I caught up with this one, most appropriately, in the parking lot of a local country club. The Town & Country could not have been more comfortable unless the forecast of thunder showers had not discouraged a top-down ride.
By 1984, Lee Iacocca had moved over from Ford to take the stick of the nose-diving Chrysler, which he saved by going to Washington in 1979 and asking the government for loan guarantees to calm banks and deserting investors. But in addition to his considerable political skills, Lee was a car guy with legendary ability to read the market, even before his customers. (Remember Iacocca’s personal challenge in those TV commercials; “If you can find a better car, buy it.”) Without this K-car and its siblings, it’s safe to say that Chrysler would not have survived to be bailed out again.
The Town & Countries were almost all station wagons, making this convertible quite rare, with just over 1,100 built in 1984. It was definitely the high-end variant of the K-car, with Mark Cross supplying the design of the “fine Corinthian” leather interior touted so famously by spokesman Ricardo Montalban.
This car also has the “Electronic Voice Alert”, which the owner tells me still works perfectly. Built by Texas Instruments, and using the same voice synthesizer technology as the contemporary “Speak n Spell” educational toy, the system lowers the radio volume (if necessary) and provides polite reminders to put on your seatbelt, seek service for a critical engine problem, and, when disembarking, “Don’t forget your car keys”.
The owner, Mr.
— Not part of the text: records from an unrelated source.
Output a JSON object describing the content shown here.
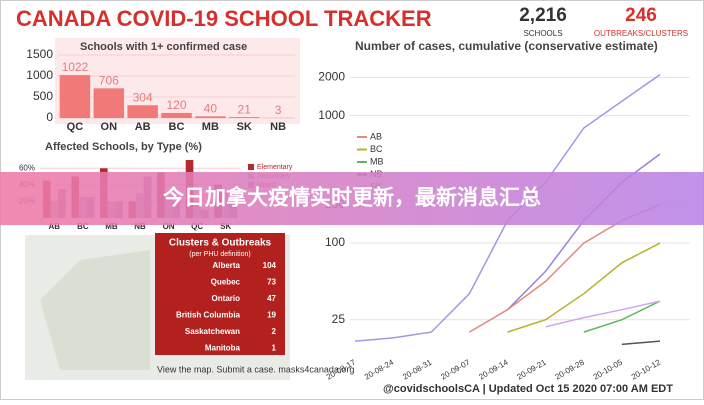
{
  "header": {
    "title": "CANADA COVID-19 SCHOOL TRACKER",
    "stats": [
      {
        "value": "2,216",
        "label": "SCHOOLS"
      },
      {
        "value": "246",
        "label": "OUTBREAKS/CLUSTERS"
      }
    ]
  },
  "banner": "今日加拿大疫情实时更新，最新消息汇总",
  "chart_data": [
    {
      "type": "bar",
      "title": "Schools with 1+ confirmed case",
      "categories": [
        "QC",
        "ON",
        "AB",
        "BC",
        "MB",
        "SK",
        "NB"
      ],
      "values": [
        1022,
        706,
        304,
        120,
        40,
        21,
        3
      ],
      "color": "#f17a78",
      "ylim": [
        0,
        1500
      ],
      "yticks": [
        0,
        500,
        1000,
        1500
      ]
    },
    {
      "type": "bar",
      "title": "Affected Schools, by Type (%)",
      "categories": [
        "AB",
        "BC",
        "MB",
        "NB",
        "ON",
        "QC",
        "SK"
      ],
      "series": [
        {
          "name": "Elementary",
          "color": "#b22a2a",
          "values": [
            45,
            50,
            60,
            20,
            55,
            70,
            40
          ]
        },
        {
          "name": "Secondary",
          "color": "#a9b8d0",
          "values": [
            20,
            25,
            20,
            30,
            25,
            20,
            30
          ]
        },
        {
          "name": "Mixed",
          "color": "#a47fa8",
          "values": [
            35,
            25,
            20,
            50,
            20,
            10,
            30
          ]
        }
      ],
      "ylim": [
        0,
        70
      ],
      "yticks": [
        {
          "value": 20,
          "label": "20%"
        },
        {
          "value": 40,
          "label": "40%"
        },
        {
          "value": 60,
          "label": "60%"
        }
      ]
    },
    {
      "type": "line",
      "title": "Number of cases, cumulative (conservative estimate)",
      "categories": [
        "20-08-17",
        "20-08-24",
        "20-08-31",
        "20-09-07",
        "20-09-14",
        "20-09-21",
        "20-09-28",
        "20-10-05",
        "20-10-12"
      ],
      "series": [
        {
          "color": "#a395e6",
          "values": [
            17,
            18,
            20,
            40,
            150,
            300,
            800,
            1300,
            2100
          ]
        },
        {
          "color": "#9b7fd8",
          "values": [
            null,
            null,
            null,
            null,
            30,
            60,
            150,
            300,
            500
          ]
        },
        {
          "name": "AB",
          "color": "#e08a84",
          "values": [
            null,
            null,
            null,
            20,
            30,
            50,
            100,
            150,
            200
          ]
        },
        {
          "name": "BC",
          "color": "#b7b22a",
          "values": [
            null,
            null,
            null,
            null,
            20,
            25,
            40,
            70,
            100
          ]
        },
        {
          "name": "MB",
          "color": "#5cb85c",
          "values": [
            null,
            null,
            null,
            null,
            null,
            null,
            20,
            25,
            35
          ]
        },
        {
          "name": "NB",
          "color": "#555555",
          "values": [
            null,
            null,
            null,
            null,
            null,
            null,
            null,
            16,
            17
          ]
        },
        {
          "name": "SK",
          "color": "#d0a6ec",
          "values": [
            null,
            null,
            null,
            null,
            null,
            22,
            26,
            30,
            35
          ]
        }
      ],
      "yscale": "log",
      "ylim": [
        15,
        2500
      ],
      "yticks": [
        25,
        100,
        200,
        1000,
        2000
      ]
    }
  ],
  "map_panel": {
    "title": "Clusters & Outbreaks",
    "subtitle": "(per PHU definition)",
    "rows": [
      [
        "Alberta",
        "104"
      ],
      [
        "Quebec",
        "73"
      ],
      [
        "Ontario",
        "47"
      ],
      [
        "British Columbia",
        "19"
      ],
      [
        "Saskatchewan",
        "2"
      ],
      [
        "Manitoba",
        "1"
      ]
    ],
    "caption": "View the map. Submit a case. masks4canada.org"
  },
  "footer": "@covidschoolsCA | Updated Oct 15 2020 07:00 AM EDT"
}
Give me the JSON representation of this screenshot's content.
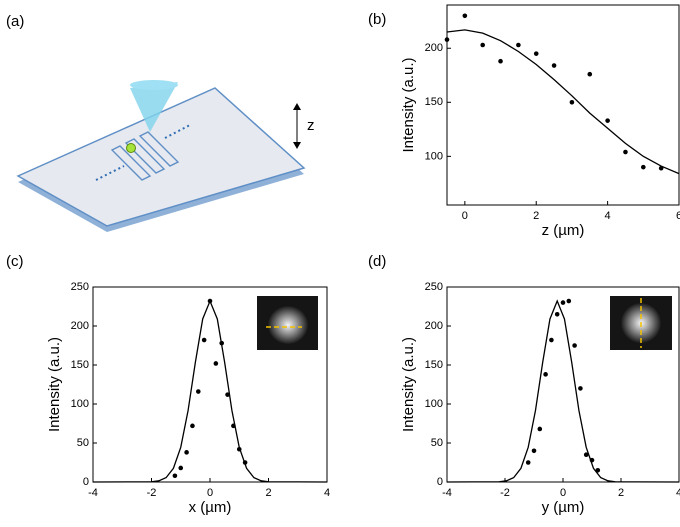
{
  "panel_a": {
    "label": "(a)",
    "z_label": "z"
  },
  "chart_data": [
    {
      "type": "scatter",
      "panel_label": "(b)",
      "xlabel": "z (µm)",
      "ylabel": "Intensity (a.u.)",
      "xlim": [
        -0.5,
        6
      ],
      "ylim": [
        55,
        240
      ],
      "xticks": [
        0,
        2,
        4,
        6
      ],
      "yticks": [
        100,
        150,
        200
      ],
      "series": [
        {
          "mode": "markers",
          "color": "#000000",
          "x": [
            -0.5,
            0,
            0.5,
            1,
            1.5,
            2,
            2.5,
            3,
            3.5,
            4,
            4.5,
            5,
            5.5
          ],
          "values": [
            208,
            230,
            203,
            188,
            203,
            195,
            184,
            150,
            176,
            133,
            104,
            90,
            89
          ]
        },
        {
          "mode": "line",
          "color": "#000000",
          "x": [
            -0.5,
            0,
            0.5,
            1,
            1.5,
            2,
            2.5,
            3,
            3.5,
            4,
            4.5,
            5,
            5.5,
            6
          ],
          "values": [
            215,
            217,
            214,
            207,
            197,
            185,
            171,
            156,
            140,
            126,
            112,
            100,
            91,
            84
          ]
        }
      ]
    },
    {
      "type": "scatter",
      "panel_label": "(c)",
      "xlabel": "x (µm)",
      "ylabel": "Intensity (a.u.)",
      "xlim": [
        -4,
        4
      ],
      "ylim": [
        0,
        250
      ],
      "xticks": [
        -4,
        -2,
        0,
        2,
        4
      ],
      "yticks": [
        0,
        50,
        100,
        150,
        200,
        250
      ],
      "series": [
        {
          "mode": "markers",
          "color": "#000000",
          "x": [
            -1.2,
            -1.0,
            -0.8,
            -0.6,
            -0.4,
            -0.2,
            0,
            0.2,
            0.4,
            0.6,
            0.8,
            1.0,
            1.2
          ],
          "values": [
            8,
            18,
            38,
            72,
            116,
            182,
            232,
            152,
            178,
            112,
            72,
            42,
            25
          ]
        },
        {
          "mode": "line",
          "color": "#000000",
          "x": [
            -4,
            -2,
            -1.75,
            -1.5,
            -1.25,
            -1,
            -0.75,
            -0.5,
            -0.25,
            0,
            0.25,
            0.5,
            0.75,
            1,
            1.25,
            1.5,
            1.75,
            2,
            4
          ],
          "values": [
            0,
            0.3,
            1.5,
            5.6,
            17.6,
            44.5,
            91.5,
            153.5,
            209,
            232,
            209,
            153.5,
            91.5,
            44.5,
            17.6,
            5.6,
            1.5,
            0.3,
            0
          ]
        }
      ]
    },
    {
      "type": "scatter",
      "panel_label": "(d)",
      "xlabel": "y (µm)",
      "ylabel": "Intensity (a.u.)",
      "xlim": [
        -4,
        4
      ],
      "ylim": [
        0,
        250
      ],
      "xticks": [
        -4,
        -2,
        0,
        2,
        4
      ],
      "yticks": [
        0,
        50,
        100,
        150,
        200,
        250
      ],
      "series": [
        {
          "mode": "markers",
          "color": "#000000",
          "x": [
            -1.2,
            -1,
            -0.8,
            -0.6,
            -0.4,
            -0.2,
            0,
            0.2,
            0.4,
            0.6,
            0.8,
            1.0,
            1.2
          ],
          "values": [
            25,
            40,
            68,
            138,
            182,
            215,
            230,
            232,
            175,
            120,
            35,
            28,
            15
          ]
        },
        {
          "mode": "line",
          "color": "#000000",
          "x": [
            -4,
            -2.2,
            -1.95,
            -1.7,
            -1.45,
            -1.2,
            -0.95,
            -0.7,
            -0.45,
            -0.2,
            0.05,
            0.3,
            0.55,
            0.8,
            1.05,
            1.3,
            1.55,
            1.8,
            4
          ],
          "values": [
            0,
            0.3,
            1.5,
            5.6,
            17.6,
            44.5,
            91.5,
            153.5,
            209,
            232,
            209,
            153.5,
            91.5,
            44.5,
            17.6,
            5.6,
            1.5,
            0.3,
            0
          ]
        }
      ]
    }
  ]
}
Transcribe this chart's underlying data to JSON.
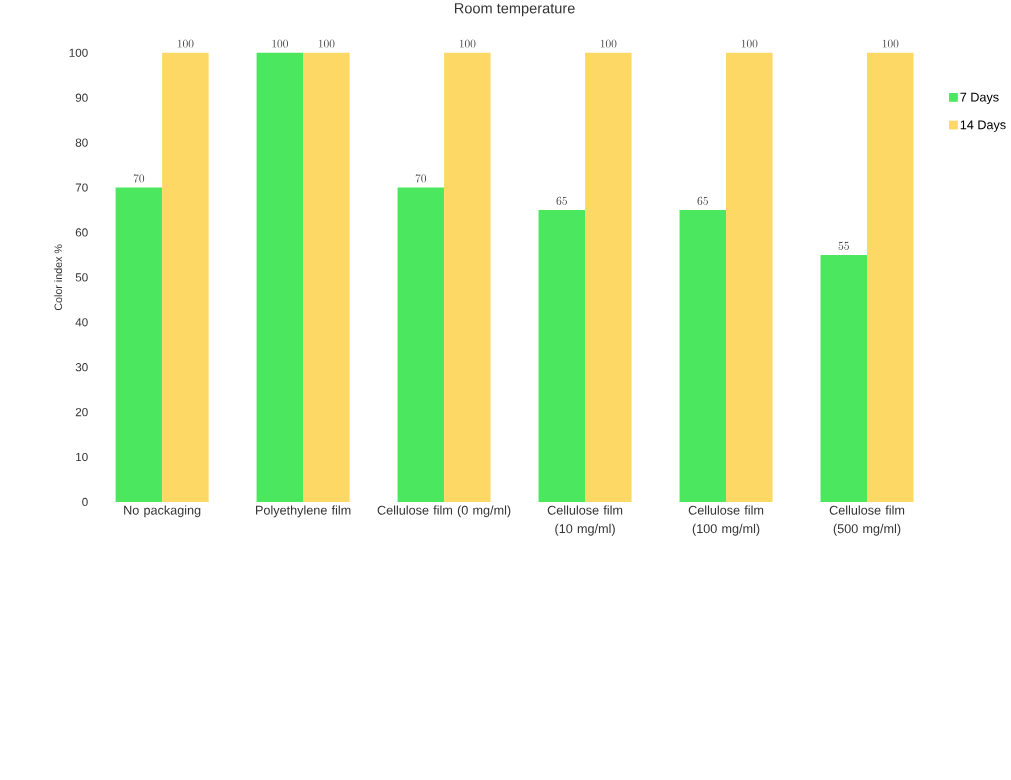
{
  "chart_data": {
    "type": "bar",
    "title": "Room temperature",
    "ylabel": "Color index %",
    "categories": [
      "No packaging",
      "Polyethylene film",
      "Cellulose film (0 mg/ml)",
      "Cellulose film (10 mg/ml)",
      "Cellulose film (100 mg/ml)",
      "Cellulose film (500 mg/ml)"
    ],
    "series": [
      {
        "name": "7 Days",
        "color": "#4be85f",
        "values": [
          70,
          100,
          70,
          65,
          65,
          55
        ]
      },
      {
        "name": "14 Days",
        "color": "#fdd865",
        "values": [
          100,
          100,
          100,
          100,
          100,
          100
        ]
      }
    ],
    "ylim": [
      0,
      100
    ],
    "yticks": [
      0,
      10,
      20,
      30,
      40,
      50,
      60,
      70,
      80,
      90,
      100
    ],
    "grid": false,
    "legend": "right",
    "data_labels": true
  }
}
O’Neil (who tells me his friends call him “Tip”), smiled and told me “And it always says “Thank you’. (You can listen to an EVA and a Speak n’ Spell having a conversation - of sorts – here.)
Mr. O’Neil is recently retired and drives the car almost exclusively to the club. Tip told me he has worked there for over 30 years. When I asked him if he was a Pro, he smiled and said, “Yeah. I’m a professional bartender.”
While he worked nights and weekends drawing beers for people of comfortable means, Mr. O’Neil worked days for as many years teaching kids who are “at risk” at a local high school. “It was very challenging,” he told me, “but I loved it.”
I think it’s wonderful that Mr. O’Neil and his Town & Country get to spend so much time at the club these long summer days. They’ve both worked hard and done a fine job. In the words of the Electronic Voice Alert, Mr. O’Neil; “Thank you”.